Right now of SEC QBs with at least 20 pass attempts, Smith is dead last in play action usage with a 4.55% clip. The next closest passer is Vanderbilt’s Riley Neal at 13.3%. For what it’s worth, Feleipe Franks had the second highest rate amongst starters before his injury, and Kyle Trask saw play action on three-fourths of his attempts against the Cats. Even with Florida’s run game getting stuffed, the threat of attacking on the ground still opened up alleys that did damage.

Kentucky is much more balance this year than in year’s passed under Gran in terms of Run:Pass ratio. But with Smith potentially not 100% and an understandable unwillingness to toss Walker Wood into the fray, it remains to be seen if runs get more looks moving forward for the Cats.

UK’s yearly play and yard shares

If UK wants to keep this recent trend of airing it out, Gran has to call and/or design better pass concepts than what I have charted. Too many of the concepts are stale and stationary (all curls), reliant on too many factors (fades, all verts), or unsustainable over the course of a game (screens). They work sometimes. But again, he has to make Smith’s job easier which in turn should facilitate the ground game.

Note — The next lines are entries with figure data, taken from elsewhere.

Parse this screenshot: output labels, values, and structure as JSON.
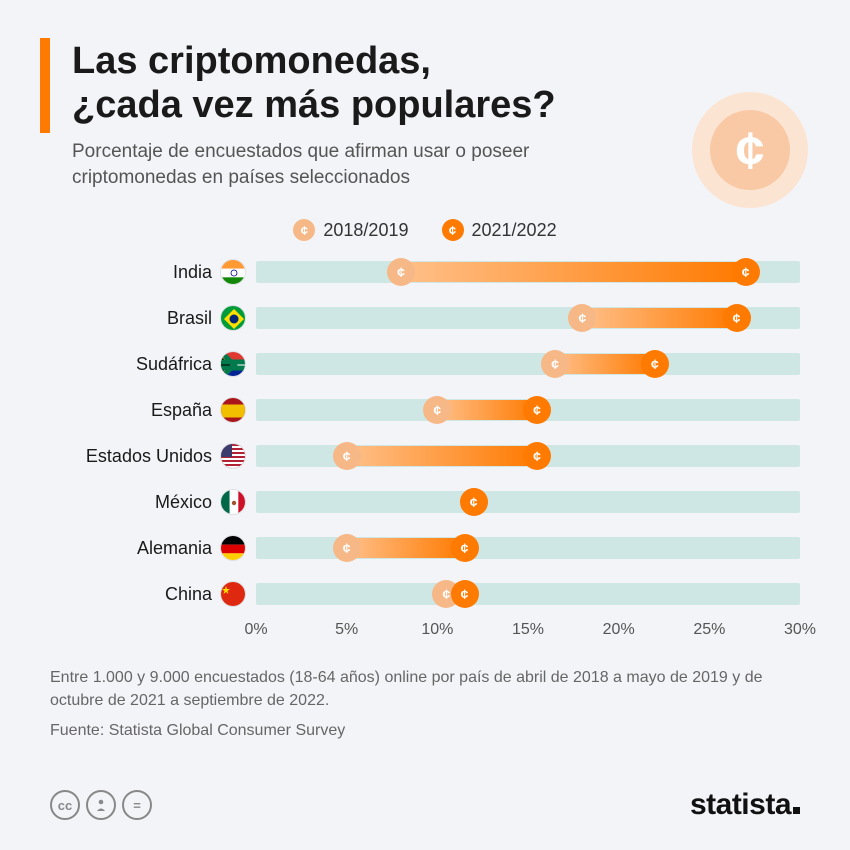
{
  "title_line1": "Las criptomonedas,",
  "title_line2": "¿cada vez más populares?",
  "subtitle": "Porcentaje de encuestados que afirman usar o poseer criptomonedas en países seleccionados",
  "legend": {
    "period1": "2018/2019",
    "period2": "2021/2022",
    "color1": "#f7b887",
    "color2": "#ff7a00",
    "glyph": "¢"
  },
  "chart": {
    "type": "dumbbell",
    "xmin": 0,
    "xmax": 30,
    "xtick_step": 5,
    "tick_labels": [
      "0%",
      "5%",
      "10%",
      "15%",
      "20%",
      "25%",
      "30%"
    ],
    "stripe_color": "#cfe7e4",
    "gradient_from": "#ffc08a",
    "gradient_to": "#ff7a00",
    "marker_glyph": "¢",
    "rows": [
      {
        "label": "India",
        "flag": "in",
        "v1": 8,
        "v2": 27
      },
      {
        "label": "Brasil",
        "flag": "br",
        "v1": 18,
        "v2": 26.5
      },
      {
        "label": "Sudáfrica",
        "flag": "za",
        "v1": 16.5,
        "v2": 22
      },
      {
        "label": "España",
        "flag": "es",
        "v1": 10,
        "v2": 15.5
      },
      {
        "label": "Estados Unidos",
        "flag": "us",
        "v1": 5,
        "v2": 15.5
      },
      {
        "label": "México",
        "flag": "mx",
        "v1": 12,
        "v2": 12
      },
      {
        "label": "Alemania",
        "flag": "de",
        "v1": 5,
        "v2": 11.5
      },
      {
        "label": "China",
        "flag": "cn",
        "v1": 10.5,
        "v2": 11.5
      }
    ]
  },
  "notes": "Entre 1.000 y 9.000 encuestados (18-64 años) online por país de abril de 2018 a mayo de 2019 y de octubre de 2021 a septiembre de 2022.",
  "source": "Fuente: Statista Global Consumer Survey",
  "logo": "statista",
  "cc": [
    "cc",
    "BY",
    "="
  ]
}
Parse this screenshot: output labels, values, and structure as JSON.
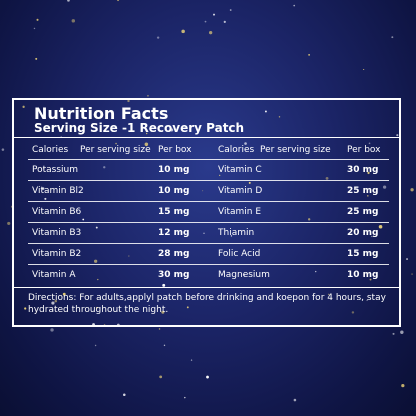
{
  "header": {
    "title": "Nutrition Facts",
    "subtitle": "Serving Size -1 Recovery Patch"
  },
  "table": {
    "headers": [
      "Calories",
      "Per serving size",
      "Per box",
      "Calories",
      "Per serving size",
      "Per box"
    ],
    "rows": [
      [
        "Potassium",
        "10 mg",
        "Vitamin C",
        "30 mg"
      ],
      [
        "Vitamin Bl2",
        "10 mg",
        "Vitamin D",
        "25 mg"
      ],
      [
        "Vitamin B6",
        "15 mg",
        "Vitamin E",
        "25 mg"
      ],
      [
        "Vitamin B3",
        "12 mg",
        "Thiamin",
        "20 mg"
      ],
      [
        "Vitamin B2",
        "28 mg",
        "Folic Acid",
        "15 mg"
      ],
      [
        "Vitamin A",
        "30 mg",
        "Magnesium",
        "10 mg"
      ]
    ]
  },
  "footer": {
    "directions": "Directions: For adults,applyl patch before drinking and koepon for 4 hours, stay hydrated throughout the night."
  }
}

With a mediocre overall Success Rate, Explosive Play Rate, Yards/Play, and Points/Drive, Gran has plenty of questions for his unit. Traveling to Starkville this week will be his first chance to see if he has any answers or if he continues his usual modus operandi.

With a long week ahead, let’s try and display some quiet dignity and grace after that disappointment. What do you say, BBN?